What lies ahead in the Tata-Corus deal?

It could be the largest deal by an Indian company and the largest steel deal ever, after Arcelor-Mittal. But Tata Steel's proposed takeover of Corus could well get mired in procedure. CNBC-TV18 reports on the takeover tangles that Tata must brace itself for.

Creating a steel behemoth is never easy. But it's tougher in Britain. And Tata Seel has its work cut out. It's keen on a company in Britain, which is known for stringent M&A codes. Sometimes, what is dismissed as market buzz in India, is viewed seriously by the British takeover panel.

First comes the regulatory disclosure on whether the possibility of a takeover exists.

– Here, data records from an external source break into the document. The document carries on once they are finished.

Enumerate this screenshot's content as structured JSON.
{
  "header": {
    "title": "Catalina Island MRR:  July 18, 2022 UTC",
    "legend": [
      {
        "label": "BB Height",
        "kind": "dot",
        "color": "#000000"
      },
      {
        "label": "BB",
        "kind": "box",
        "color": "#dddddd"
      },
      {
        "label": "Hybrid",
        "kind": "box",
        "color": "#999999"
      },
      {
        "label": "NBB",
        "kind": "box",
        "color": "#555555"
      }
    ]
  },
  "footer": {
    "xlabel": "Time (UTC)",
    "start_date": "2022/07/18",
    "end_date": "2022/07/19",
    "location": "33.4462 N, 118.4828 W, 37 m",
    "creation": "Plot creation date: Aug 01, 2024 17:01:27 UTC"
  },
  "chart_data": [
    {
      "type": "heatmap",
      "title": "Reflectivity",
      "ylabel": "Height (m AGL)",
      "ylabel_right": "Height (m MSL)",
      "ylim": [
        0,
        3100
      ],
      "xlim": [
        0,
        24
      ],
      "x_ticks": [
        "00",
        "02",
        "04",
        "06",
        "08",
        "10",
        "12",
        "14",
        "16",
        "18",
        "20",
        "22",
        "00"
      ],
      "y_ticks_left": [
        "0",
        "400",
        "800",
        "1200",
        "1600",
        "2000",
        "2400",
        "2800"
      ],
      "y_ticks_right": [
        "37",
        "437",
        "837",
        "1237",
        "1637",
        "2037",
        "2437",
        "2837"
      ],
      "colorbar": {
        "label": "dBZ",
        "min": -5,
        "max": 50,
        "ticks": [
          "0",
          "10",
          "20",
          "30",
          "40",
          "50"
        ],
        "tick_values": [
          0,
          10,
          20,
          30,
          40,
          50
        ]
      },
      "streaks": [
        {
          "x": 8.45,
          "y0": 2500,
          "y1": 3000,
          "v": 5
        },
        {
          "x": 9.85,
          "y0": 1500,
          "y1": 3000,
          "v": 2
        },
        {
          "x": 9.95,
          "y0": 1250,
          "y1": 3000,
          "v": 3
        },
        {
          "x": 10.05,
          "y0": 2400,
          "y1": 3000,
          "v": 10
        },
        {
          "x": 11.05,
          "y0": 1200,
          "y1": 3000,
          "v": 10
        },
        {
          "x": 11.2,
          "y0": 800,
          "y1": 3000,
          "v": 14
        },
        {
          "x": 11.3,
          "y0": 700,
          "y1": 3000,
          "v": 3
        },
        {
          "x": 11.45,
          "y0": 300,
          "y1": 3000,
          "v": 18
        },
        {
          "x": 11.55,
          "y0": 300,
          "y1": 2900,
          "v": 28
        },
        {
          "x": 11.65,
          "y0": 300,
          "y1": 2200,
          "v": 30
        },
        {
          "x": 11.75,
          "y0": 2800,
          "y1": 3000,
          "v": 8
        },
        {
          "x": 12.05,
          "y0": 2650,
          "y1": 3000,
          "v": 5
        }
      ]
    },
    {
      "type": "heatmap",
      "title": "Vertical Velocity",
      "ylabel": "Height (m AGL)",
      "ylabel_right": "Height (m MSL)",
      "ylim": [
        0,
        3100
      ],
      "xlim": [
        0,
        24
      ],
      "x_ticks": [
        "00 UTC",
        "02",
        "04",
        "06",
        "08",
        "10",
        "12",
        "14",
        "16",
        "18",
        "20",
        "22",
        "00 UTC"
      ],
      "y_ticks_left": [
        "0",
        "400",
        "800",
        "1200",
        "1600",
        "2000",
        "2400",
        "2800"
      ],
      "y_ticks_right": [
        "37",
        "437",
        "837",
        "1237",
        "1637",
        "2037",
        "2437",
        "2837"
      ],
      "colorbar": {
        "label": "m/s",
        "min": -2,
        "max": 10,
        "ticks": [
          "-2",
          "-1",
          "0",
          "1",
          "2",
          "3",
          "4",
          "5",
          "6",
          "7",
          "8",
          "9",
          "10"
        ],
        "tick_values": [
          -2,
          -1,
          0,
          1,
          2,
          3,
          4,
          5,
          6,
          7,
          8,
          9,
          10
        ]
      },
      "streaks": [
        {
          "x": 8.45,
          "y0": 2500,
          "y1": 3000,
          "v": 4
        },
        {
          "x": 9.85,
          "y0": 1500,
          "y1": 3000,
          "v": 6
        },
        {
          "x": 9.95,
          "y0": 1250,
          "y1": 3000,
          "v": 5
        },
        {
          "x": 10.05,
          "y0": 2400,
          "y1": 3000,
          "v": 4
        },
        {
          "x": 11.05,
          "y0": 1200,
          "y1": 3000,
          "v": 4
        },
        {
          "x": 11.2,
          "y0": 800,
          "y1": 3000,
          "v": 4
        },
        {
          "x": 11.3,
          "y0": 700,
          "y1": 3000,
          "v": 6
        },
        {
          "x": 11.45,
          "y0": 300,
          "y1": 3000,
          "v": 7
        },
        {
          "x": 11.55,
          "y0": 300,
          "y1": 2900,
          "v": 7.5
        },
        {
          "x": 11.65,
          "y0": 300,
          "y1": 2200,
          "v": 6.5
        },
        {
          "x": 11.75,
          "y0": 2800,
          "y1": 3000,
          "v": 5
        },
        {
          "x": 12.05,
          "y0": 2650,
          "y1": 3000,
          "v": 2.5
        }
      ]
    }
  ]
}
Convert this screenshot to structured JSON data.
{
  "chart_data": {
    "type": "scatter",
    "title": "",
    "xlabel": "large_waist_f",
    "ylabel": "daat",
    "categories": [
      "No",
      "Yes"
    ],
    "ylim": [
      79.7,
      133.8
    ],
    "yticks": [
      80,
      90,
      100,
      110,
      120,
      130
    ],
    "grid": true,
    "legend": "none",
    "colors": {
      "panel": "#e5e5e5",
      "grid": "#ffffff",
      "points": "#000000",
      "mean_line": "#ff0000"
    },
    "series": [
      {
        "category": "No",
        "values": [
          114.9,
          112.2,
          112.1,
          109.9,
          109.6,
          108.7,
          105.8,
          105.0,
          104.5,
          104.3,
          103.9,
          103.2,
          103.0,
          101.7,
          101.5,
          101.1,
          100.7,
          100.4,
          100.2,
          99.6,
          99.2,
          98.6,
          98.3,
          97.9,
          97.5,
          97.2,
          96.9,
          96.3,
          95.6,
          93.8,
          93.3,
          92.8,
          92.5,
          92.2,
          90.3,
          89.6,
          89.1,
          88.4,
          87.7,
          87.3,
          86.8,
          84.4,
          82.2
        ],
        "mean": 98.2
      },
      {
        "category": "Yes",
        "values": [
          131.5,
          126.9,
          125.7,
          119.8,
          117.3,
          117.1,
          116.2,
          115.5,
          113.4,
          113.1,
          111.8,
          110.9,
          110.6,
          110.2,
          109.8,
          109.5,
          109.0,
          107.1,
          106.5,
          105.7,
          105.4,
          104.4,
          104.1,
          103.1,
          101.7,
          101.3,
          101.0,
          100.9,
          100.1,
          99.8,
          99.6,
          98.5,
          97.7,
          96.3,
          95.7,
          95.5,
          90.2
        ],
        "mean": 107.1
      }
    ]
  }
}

If it does, the code takes over and the company has to issue a statement to that effect.

With that, we now enter the offer period, where disclosure rules come in. This means that all entities involved in the deal must make daily disclosures of their stock holdings in the target company.

The duration of the offer period depends on the company that's buying — in this case, Tata Steel. Tata Steel must then put up or shut up — meaning it can either make an offer within the deadline it sets itself.

Failure to do so will mean the deal's off! Usually, such a deadline spans anywhere between six to eight weeks. With a firm offer in place, Tata Steel will have 28 days to send an offer prospectus to all shareholders.